Bernhard Schmid, Paris

Aus gegensätzlichen Motiven wurde auch in diesem Jahr am Pariser 1. Mai demonstriert. Ähnlich wie in den Vorjahren marschierte am Vormittag ab 9.30 Uhr der rechtsextreme Front National (FN) auf, dessen engere Parteigänger teilweise aus ganz Frankreich herangekarrt worden waren. Gegen Mittag endete die rechtsextreme Parade, einmal mehr, mit einer rund einstündigen Rede von Parteichef Jean-Marie Le Pen auf dem Vorplatz der Pariser Oper.

Auch in diesem Jahr blieb die Zahl der Teilnehmer an diesem Aufmarsch deutlich hinter jenem an der nachmittäglichen Demonstration von Linken und Gewerkschaften zurück. Auf Paris bezogen, lag das Verhältnis in diesem Jahr bei 1 zu 10. Dabei ist zu berücksichtigen, dass die Nachmittagsdemo nur eine regionale ist, denn in weiteren Städten (Marseille, Strasbourg...) fanden ebenfalls bedeutende Maidemonstrationen statt. Somit bleibt die extreme Rechte nach wie vor kilometerweit von ihrem Ziel entfernt, am Arbeiterfeiertag auch nur entfernt die Straße zu dominieren.

Le Pen will nationale Arbeit und nationales Kapital versöhnen - gegen das "vaterlandslose (Finanz-)Kapital"

Seit 1988 marschiert der Front National (FN) jährlich am 1. Mai zu Ehren seiner "Nationalheiligen" Jeanne d'Arc, zu deutsch Johanna von Orléans, durch Paris. Eigentlich liegt der Gedenktag für die Nationalpatronin, die seit dem späten 19. Jahrhundert durch die äußerste Rechte als Symbol entdeckt wurde (sie hatte im 15. Jahrhundert gegen die englische Invasion gekämpft, jedenfalls der Legende zufolge), auf dem zweiten Sonntag im Mai.

Doch im Jahr 1927 lancierte der französische Faschist Georges Valois als Erster die Idee, die extreme Rechte solle den internationalen Arbeiterfeiertag für sich besetzen, um der Arbeiterbewegung auch auf der Straße den Rang abzulaufen.

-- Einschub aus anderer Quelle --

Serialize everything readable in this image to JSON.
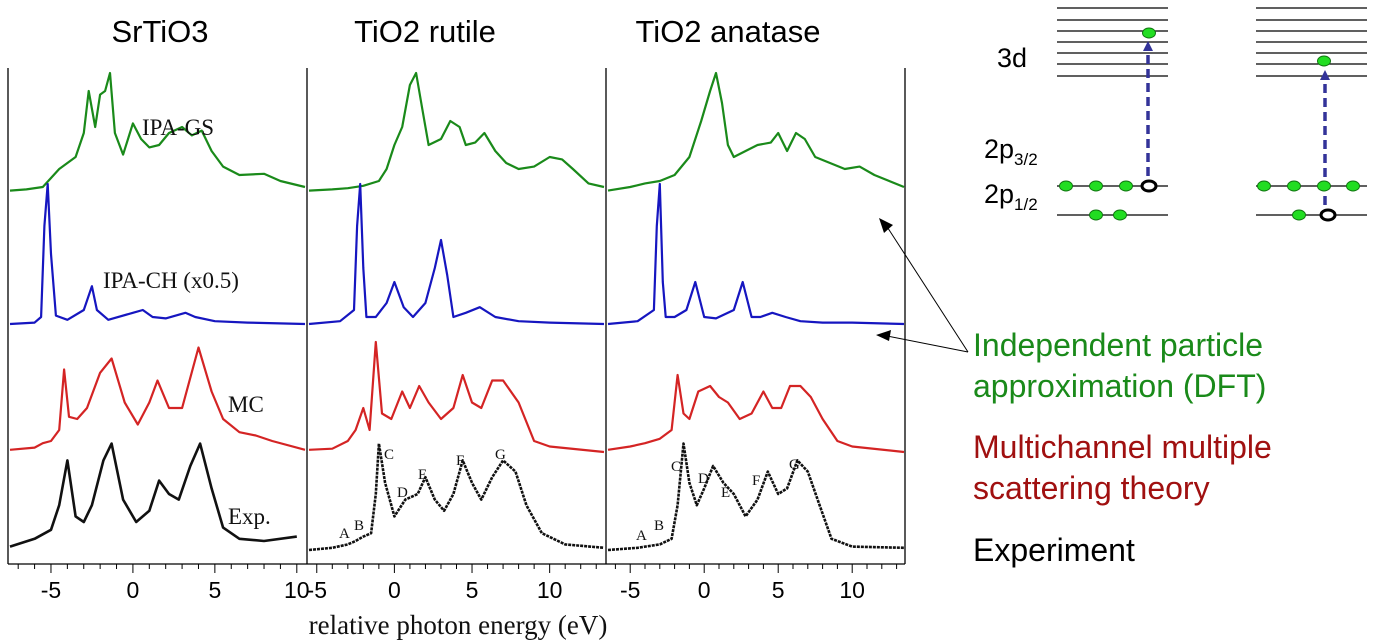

Er schlug vor, das Gedenken an Jeanne d'Arc auf den - bei den Gewerkschaften und Sozialisten bereits üblichen - Demotag am 1. Mai zu verlegen. Valois war der Chef einer Partei, die sich Les Faisceaux (die Bündel) nannte, unter Anlehnung an die altrömischen Fasci (Rutenbündel), nach denen sich die italienischen Faschisten benannt hatten. Es handelt sich um die erste offen faschistische Partei auf französischem Boden, die damals noch unbedeutend blieb und Ende der 20er Jahre scheiterte. Freilich sollte sie später Nachahmer finden.

Der Front National (FN) von Jean-Marie Le Pen lancierte exakt die gleiche Idee in den späten 80er Jahren. Wie andere rechtsextreme Organisationen, Gruppen und Sekten auch, hatte der FN bis dahin am zweiten Maisonntag "für Jeanne d'Arc" paradiert. Es ist nicht unwahrscheinlich, dass einige der Vordenker der Partei - die sehr geschichtsbewusst ist, was die Kenntnis der historischen faschistischen Bewegungen betrifft - diese Vorgeschichte kannten. Zugleich war der praktische Nutzen im Jahr 1988 evident: Damals, wie in jedem Präsidentschafts-Wahljahr, liegt der 1. Mai genau in der Mitte zwischen den beiden Wahlgängen. Le Pen, der 1988 zum ersten Mal ein bedeutendes Ergebnis (14,4 Prozent) erhielt, konnte durch einen öffentlich beachteten Aufmarsch so besonders starken Einfluss auf die Stichwahl nehmen.

Ende der 90er Jahre kamen zwischen 6.000 und 10.000 Anhänger dazu zusammen, besonders 1996 war der Aufmarsch erfolgreich. Hingegen brachen die Teilnehmerzahlen nach der Parteispaltung von 1999 ein, und fielen auf nurmehr an die 3.000. Seinerzeit war auffällig, dass der FN die Parade bewusst auseinander zog, und manchmal riesige Löcher zwischen den Blöcken klaffen ließ - um die Schwäche der (landesweiten) Mobilisierung zu überdecken.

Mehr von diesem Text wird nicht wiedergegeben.